Feb 02 18:52:18 | dm_addmap: libdm task=0 error: Success
Feb 02 18:52:18 | 35000c50030256957: failed to load map, error 16
Feb 02 18:52:18 | 35000c50030256957: domap (0) failure for create/reload map
Feb 02 18:52:18 | 35000c50030256957: ignoring map
Feb 02 18:52:18 | sdb: orphan path, map removed internally ????



Screenshot from 2023-02-02 18-31-13.png

Screenshot from 2023-02-02 18-51-45.png
 
Last edited:
Solved: libdevmapper: ioctl/libdm-iface.c(1927)
for this unkillable multipath error for my Proxmox OS drives sda and sdb. No matter what I did I could not solve this problem. libdevmapper: ioctl/libdm-iface.c(1927): device-mapper: reload ioctl on 35000c50030256957 (253:258) failed: Device or resource busy ????
The best solution was to take my backup /etc/*.* folder using rsync and just do a clean install withOUT any lxcs or vms.

It seems that a permanent LOCKED BUSY state happens once you create ANY VM or lxc. Either way by reinstalling a fresh OS and fdisking my disks I was able to get multipath working properly 100% on my OS disks that were not in a locked busy state this time.

If you have this weird, strange, rare locked error on the OS disks just reinstall fresh but take your /etc select files with you first. Reinstalling the OS was a hell of a lot faster than troubleshooting this non killable error by force, delay start, export zpool, or other methods I just couldn't solve this one.

I hope this helps someone solve this libdevmapper: ioctl/libdm-iface.c(1927)

Now, back to eating crayons.

 
I just stumbled over this ticket and I'm glad you solved your issue.

The resource busy is when the device is locked by another kernel system and can be further debugged by dmsetup.
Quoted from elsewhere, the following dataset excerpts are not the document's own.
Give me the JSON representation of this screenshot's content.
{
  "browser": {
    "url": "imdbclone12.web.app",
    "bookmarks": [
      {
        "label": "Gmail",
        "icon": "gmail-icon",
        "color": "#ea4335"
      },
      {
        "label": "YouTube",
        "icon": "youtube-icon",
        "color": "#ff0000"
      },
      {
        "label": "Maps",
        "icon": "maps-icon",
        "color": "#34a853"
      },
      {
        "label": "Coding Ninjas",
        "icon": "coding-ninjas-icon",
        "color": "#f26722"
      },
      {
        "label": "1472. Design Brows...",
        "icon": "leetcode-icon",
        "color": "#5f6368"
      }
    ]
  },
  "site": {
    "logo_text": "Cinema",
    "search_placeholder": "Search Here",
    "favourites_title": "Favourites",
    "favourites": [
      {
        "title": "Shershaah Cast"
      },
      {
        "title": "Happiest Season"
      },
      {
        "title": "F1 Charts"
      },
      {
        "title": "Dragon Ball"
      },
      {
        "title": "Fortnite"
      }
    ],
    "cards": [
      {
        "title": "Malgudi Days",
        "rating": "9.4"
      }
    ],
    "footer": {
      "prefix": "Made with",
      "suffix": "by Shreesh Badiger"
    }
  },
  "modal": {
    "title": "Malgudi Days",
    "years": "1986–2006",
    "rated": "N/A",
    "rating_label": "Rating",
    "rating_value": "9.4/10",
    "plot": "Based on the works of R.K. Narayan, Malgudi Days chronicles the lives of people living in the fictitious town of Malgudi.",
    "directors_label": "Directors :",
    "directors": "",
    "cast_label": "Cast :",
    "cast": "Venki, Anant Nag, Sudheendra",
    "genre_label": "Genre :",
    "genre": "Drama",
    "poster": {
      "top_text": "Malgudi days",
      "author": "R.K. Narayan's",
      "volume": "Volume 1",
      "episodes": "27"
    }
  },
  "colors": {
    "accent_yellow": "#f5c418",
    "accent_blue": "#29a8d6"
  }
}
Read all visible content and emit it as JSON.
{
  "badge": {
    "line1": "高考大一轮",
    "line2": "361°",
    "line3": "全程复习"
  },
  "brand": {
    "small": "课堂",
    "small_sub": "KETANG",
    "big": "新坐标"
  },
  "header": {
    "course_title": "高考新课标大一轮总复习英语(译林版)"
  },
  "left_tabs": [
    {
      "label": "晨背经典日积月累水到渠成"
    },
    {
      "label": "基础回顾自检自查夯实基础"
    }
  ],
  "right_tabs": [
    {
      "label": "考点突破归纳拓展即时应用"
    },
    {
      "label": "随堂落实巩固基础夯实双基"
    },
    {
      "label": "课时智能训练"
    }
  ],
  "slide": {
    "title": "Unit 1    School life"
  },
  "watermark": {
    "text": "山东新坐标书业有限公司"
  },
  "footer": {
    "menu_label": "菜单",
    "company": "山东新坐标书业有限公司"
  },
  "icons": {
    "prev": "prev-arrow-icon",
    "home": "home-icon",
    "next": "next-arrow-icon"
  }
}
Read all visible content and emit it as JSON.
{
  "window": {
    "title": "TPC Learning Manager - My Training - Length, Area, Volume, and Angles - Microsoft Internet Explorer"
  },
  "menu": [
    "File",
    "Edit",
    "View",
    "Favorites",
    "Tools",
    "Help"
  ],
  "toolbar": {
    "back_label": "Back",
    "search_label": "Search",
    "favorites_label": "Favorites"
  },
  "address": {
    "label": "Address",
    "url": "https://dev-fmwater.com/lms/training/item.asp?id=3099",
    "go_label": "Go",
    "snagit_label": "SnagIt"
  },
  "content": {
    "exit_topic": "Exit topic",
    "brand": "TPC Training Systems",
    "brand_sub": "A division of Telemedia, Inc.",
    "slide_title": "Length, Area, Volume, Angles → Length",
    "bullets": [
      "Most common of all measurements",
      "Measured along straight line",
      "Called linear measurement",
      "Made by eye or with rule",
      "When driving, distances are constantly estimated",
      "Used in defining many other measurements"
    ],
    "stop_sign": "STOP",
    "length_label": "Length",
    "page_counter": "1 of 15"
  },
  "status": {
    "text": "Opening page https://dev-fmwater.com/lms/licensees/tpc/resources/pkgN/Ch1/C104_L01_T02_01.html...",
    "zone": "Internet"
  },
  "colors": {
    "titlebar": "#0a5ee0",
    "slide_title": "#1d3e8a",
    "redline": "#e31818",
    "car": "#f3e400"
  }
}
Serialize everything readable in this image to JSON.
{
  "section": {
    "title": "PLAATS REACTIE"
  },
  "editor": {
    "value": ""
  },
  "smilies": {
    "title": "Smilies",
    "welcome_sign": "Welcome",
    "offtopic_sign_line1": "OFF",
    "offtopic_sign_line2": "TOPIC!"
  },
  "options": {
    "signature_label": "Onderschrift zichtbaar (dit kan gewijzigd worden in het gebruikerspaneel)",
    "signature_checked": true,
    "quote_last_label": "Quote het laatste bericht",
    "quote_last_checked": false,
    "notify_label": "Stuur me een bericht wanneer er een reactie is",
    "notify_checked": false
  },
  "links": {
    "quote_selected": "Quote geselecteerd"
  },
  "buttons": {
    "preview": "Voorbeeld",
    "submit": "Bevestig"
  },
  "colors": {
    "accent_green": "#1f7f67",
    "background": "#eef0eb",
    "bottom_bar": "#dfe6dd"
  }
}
It is however not that easy to debug further, yet possible.
Reinstalling - like in windows - solves some issues and I see why you did it.

For the naming issue, we name your devices by scsi bus id that corresponds (in our case) to the shelf ID so that we have e.g. S1R1C1 (for shelf, row and column). With this it is easy to "see" a failed drive better.